FIG. 6 illustrates the same magnet B/H curves as was shown in FIGS. 3 and 4, but also highlights the resulting flux density when the Permeance Coefficient is 6. Since the magnet is operating at a higher flux density, now only 38 turns of wire is required to generate 38,000 Dyne*Centimeters per amp, given the same rotor magnet described above. And since the coil area is much greater, thicker wire can be used.
Clearly a “toothed” stator arrangement can solve the heat generation problem. However, a new problem emerges which is one of greatly increased electrical inductance (L). For an actuator shown in FIG. 5, by way of example, the inductance is greater than 300 microhenries, which is around three times the inductance of a “toothless” actuator with the same torque constant.
Referring again to the plot of FIG. 6, inductance is increased because of two factors. The first factor is “external fringe lines” which circulate magnetic flux around the coil, but do not interact with the rotor magnet to create torque. A second factor is “tooth-to-tooth” fringe lines which circulate magnetic flux around a gap between teeth and do not create torque, as illustrated with reference to FIG. 7.
To eliminate external fringe lines, the toothed stator could be rearranged, as shown in FIG. 8. In this arrangement, the coils are wound around teeth that are located completely contained inside the stator, essentially forming a series magnetic circuit between the two coils. Indeed this does help to reduce inductance to about 212 microhenries, but this is still more than double that of a toothless actuator that produces the same torque.
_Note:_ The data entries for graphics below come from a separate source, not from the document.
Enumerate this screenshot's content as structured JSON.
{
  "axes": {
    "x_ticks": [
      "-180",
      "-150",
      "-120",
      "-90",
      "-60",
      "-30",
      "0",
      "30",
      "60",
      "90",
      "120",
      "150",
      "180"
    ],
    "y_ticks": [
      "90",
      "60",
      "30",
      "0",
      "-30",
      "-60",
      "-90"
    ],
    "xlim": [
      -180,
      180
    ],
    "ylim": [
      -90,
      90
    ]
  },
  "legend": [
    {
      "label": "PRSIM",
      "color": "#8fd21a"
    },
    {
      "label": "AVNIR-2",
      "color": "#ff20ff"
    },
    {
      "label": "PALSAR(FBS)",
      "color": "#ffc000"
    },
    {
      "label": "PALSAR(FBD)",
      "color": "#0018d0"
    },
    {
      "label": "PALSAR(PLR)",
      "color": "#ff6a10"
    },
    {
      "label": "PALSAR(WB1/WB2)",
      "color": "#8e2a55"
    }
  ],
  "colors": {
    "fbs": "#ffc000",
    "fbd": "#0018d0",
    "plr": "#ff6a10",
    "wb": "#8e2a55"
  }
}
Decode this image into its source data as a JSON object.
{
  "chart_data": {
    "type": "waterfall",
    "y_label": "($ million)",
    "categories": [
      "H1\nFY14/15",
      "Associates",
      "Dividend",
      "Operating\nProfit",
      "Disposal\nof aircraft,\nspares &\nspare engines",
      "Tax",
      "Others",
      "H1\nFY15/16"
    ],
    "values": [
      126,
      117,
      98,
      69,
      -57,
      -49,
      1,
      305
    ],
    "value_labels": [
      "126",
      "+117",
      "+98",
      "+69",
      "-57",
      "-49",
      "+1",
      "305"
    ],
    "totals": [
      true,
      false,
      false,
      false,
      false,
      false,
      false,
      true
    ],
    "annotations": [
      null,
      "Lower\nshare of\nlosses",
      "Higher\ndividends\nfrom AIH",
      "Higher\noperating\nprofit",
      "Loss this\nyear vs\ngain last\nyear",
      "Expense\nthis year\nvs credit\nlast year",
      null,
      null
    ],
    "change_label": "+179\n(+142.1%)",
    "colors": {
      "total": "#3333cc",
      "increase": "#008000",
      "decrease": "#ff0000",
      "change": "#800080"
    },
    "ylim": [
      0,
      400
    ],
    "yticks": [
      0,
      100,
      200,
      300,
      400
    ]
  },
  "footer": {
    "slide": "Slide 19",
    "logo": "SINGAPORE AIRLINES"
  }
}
To reduce the inductance even further, the tooth-to-tooth fringe must be reduced, and thus the gap between stator teeth must be opened up. For example, if the gap between stator teeth is increased to 0.050, the inductance becomes 180 microhenries. If the gap between stator teeth is increased even further—to 0.070, the inductance becomes 157 microhenries. This is still more than 50% higher than a slotless actuator, but this may be tolerable for certain applications.
However, increasing the gap between stator teeth has negative consequences. The largest being that the actuator will tend to “cog” toward angles away from the center, since the North and South poles of the rotor magnet will strongly orient themselves in the direction of the stator teeth themselves. A small amount of cogging can be tolerated by the servo system located outside the optical scanner, but a large amount of cogging is detrimental to performance and thus, highly undesirable.
For example, with the toothed or slotted actuator described above with reference to FIG. 8, whose gap between teeth is 0.030 inches, the cogging torque is 14,000 Dyne*Centimeters at 20 degrees. When the gap between teeth is increased to 0.036 inches, the cogging torque is 22,000 Dyne*Centimeters at 20 degrees. When the gap between teeth is increased to 0.050 inches, the cogging torque increases to 40,000 Dyne*Centimeters at 20 degrees. When the gap between teeth is increased to 0.070 inches, the cogging torque increases to 85,000 Dyne*Centimeters at 20 degrees. A cogging torque of 14,000 Dyne*Centimeters is tolerable, but higher cogging torques are not.
Since limiting the inductance in a toothed actuator also means increasing the cogging torque, this means that a toothed actuator should not be used if inductance is a performance-limiting factor.
To reiterate, the typical toothless actuator is typically not capable of delivering a high torque constant along with low coil resistance, and a typical toothed actuator is not capable of delivering low coil inductance. Thus, there is clearly a need for an electromechanical rotary actuator that provides high torque constant and low coil resistance along with a low coil inductance.